On Giving Thanks

I don’t like mandates. Parties that have forced games? No thank you. Ice breakers at training or social events? Gross. Conversations proctored with required input? Even worse than small talk.

I also don’t like (yes, I’m talking about things I don’t like right now; I never said this blog was a bastion of positivity) bullshit holidays. International Men’s Day, for example, can kiss my ass. Valentine’s Day is just commercialism on steroids. And Thanksgiving? Well let’s ask Native Americans how they feel about that.

I do a gratitude journal daily, not because someone told me to (that was the reason when I was younger) but for the more self-motivated reason that it’s been proven good for mental health, and, along with Lexapro, I need that kind of help. In the process, I’ve learned that Thanksgiving can be just a fun time to stuff my face if I’m already acquainted with gratitude, because here’s the secret of it: it’s not an attitude, like needlepointed throw pillows may have you believe, but a way of, simply, looking. Gratitude is looking. You heard it here.

Last weekend we had three other families over to celebrate not colonialism, but food with us, and in the process started some traditions: pelting the kids with water balloons, allowing them to get us back with water guns (so American!), and passing turkey around an outdoor table while the men talked about I-don’t-know-what and the women discussed The Crown. It was wonderful.

There was no Macy’s parade, no dog show, no dressing/stuffing even (!), but there was friendship and home, and I didn’t throw up this year. And that’s a lot.

It turns out that, as previously discussed, there is always a lot.
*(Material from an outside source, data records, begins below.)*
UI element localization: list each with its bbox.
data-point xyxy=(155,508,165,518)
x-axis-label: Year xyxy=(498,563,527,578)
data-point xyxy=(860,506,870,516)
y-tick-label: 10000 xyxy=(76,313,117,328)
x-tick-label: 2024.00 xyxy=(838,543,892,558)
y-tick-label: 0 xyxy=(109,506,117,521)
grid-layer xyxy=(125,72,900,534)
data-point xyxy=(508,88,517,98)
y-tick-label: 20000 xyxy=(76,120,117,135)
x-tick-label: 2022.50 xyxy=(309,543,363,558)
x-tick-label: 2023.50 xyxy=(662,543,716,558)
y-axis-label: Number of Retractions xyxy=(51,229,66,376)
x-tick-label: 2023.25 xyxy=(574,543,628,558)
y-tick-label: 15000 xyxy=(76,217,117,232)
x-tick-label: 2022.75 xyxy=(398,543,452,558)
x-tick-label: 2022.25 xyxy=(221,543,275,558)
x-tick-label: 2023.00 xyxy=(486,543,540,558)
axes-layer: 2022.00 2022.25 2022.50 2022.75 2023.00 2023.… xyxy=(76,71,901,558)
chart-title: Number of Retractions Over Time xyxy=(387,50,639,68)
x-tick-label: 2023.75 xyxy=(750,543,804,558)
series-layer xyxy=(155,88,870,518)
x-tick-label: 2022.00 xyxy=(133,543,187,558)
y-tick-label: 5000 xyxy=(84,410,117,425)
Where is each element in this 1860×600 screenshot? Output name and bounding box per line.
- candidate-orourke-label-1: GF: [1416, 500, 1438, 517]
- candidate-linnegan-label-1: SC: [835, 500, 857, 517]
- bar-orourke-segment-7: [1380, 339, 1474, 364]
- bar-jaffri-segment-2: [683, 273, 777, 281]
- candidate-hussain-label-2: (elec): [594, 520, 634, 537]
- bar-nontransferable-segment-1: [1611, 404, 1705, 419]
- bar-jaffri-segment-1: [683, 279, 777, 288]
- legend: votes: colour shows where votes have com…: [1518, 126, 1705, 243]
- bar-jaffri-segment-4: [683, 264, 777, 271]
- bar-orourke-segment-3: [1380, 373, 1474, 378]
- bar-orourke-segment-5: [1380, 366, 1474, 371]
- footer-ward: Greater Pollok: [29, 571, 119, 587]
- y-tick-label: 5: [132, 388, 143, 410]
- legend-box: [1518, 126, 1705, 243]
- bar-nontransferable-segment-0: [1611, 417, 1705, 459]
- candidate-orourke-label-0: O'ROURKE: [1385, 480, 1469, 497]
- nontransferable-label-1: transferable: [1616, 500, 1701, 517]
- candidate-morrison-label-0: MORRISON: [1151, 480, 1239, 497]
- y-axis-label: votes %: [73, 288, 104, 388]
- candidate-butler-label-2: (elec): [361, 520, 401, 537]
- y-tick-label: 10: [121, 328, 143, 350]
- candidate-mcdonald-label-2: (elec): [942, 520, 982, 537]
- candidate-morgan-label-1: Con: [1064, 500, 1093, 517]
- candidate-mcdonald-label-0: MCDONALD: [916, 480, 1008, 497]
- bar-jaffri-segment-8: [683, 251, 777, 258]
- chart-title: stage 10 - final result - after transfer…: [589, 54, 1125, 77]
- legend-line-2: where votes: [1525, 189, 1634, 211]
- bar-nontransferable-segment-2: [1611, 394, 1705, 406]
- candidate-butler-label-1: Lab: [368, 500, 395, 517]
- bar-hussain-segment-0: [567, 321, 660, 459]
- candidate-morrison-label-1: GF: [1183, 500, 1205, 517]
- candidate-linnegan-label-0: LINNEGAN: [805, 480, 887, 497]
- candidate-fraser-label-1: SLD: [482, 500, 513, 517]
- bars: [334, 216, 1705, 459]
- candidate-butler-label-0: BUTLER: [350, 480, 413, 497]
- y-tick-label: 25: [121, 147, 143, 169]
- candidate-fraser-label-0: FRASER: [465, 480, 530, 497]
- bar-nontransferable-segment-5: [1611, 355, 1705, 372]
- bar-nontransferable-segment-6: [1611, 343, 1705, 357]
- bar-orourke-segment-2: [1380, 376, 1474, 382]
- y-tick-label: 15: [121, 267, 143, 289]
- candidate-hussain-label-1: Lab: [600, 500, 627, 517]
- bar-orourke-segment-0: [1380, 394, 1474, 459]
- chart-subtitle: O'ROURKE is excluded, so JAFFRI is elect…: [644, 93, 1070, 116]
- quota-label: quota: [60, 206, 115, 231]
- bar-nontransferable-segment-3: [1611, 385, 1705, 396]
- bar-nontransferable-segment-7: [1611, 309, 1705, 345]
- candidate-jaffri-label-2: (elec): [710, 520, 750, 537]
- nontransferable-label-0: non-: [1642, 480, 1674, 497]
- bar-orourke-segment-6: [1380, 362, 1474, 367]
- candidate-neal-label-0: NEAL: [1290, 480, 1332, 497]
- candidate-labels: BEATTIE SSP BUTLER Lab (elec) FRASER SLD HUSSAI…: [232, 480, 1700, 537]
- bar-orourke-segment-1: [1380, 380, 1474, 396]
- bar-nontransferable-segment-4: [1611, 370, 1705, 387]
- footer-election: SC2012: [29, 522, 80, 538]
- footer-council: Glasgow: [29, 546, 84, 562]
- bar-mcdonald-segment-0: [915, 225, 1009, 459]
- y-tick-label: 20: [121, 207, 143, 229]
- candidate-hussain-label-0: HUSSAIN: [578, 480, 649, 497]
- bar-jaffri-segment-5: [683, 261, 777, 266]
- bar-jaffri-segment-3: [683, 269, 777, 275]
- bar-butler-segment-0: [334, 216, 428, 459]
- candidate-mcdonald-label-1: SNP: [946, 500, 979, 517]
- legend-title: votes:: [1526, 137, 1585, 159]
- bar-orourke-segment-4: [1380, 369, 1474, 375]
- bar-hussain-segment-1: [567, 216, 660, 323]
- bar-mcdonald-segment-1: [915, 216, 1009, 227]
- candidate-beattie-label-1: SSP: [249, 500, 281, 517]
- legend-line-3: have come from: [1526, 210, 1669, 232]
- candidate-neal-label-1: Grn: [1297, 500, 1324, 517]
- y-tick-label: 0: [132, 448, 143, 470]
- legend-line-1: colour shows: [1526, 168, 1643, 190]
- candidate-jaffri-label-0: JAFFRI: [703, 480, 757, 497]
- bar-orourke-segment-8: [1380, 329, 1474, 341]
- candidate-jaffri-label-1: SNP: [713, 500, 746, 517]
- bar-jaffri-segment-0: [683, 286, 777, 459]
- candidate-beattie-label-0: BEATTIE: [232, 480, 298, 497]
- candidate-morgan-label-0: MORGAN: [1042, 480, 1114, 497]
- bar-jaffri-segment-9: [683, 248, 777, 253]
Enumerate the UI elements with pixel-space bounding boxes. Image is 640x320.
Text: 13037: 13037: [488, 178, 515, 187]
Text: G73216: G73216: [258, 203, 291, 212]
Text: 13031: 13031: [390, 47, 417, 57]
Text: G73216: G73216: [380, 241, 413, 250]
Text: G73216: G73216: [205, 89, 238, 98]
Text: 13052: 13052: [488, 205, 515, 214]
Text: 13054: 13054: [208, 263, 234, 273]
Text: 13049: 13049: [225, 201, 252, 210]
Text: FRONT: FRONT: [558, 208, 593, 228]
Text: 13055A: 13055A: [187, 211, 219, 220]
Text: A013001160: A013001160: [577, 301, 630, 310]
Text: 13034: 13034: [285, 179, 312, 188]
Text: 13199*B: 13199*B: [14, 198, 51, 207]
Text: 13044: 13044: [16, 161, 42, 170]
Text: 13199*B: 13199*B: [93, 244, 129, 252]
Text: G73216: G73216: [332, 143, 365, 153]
And sometimes that’s oppressive. But this week it’s been pretty gorgeous.

There’s been my solo ride on the Manly Ferry to Circular Quay, where I met girlfriends at the Opera House for a play.

There’s been the loss of Little Brother’s first tooth, a milestone he allowed me to assist, and his pride afterward.

There was the afternoon I collected the boys early and one of The Kid’s classmates said to me, “You’re picking up the best kid in school. James is so kind.”

There was the orthodontic evaluation that I was anxious over but that TK charmed his way through, and afterward the three of us got ice cream and walked on the beach.

There is the hope instilled by a new political beginning, by the breathing room made possible by an impending absence of vitriol and hatred coming from leadership.

There are the countless moments of home here, of going from place to place with a real sense of belonging: friends’ homes, the boys’ school, knowing people and being known, and while the world is in flux this is a gift indeed.

I don’t have to be grateful. I am, however, free to be. And why not? I mean, just look.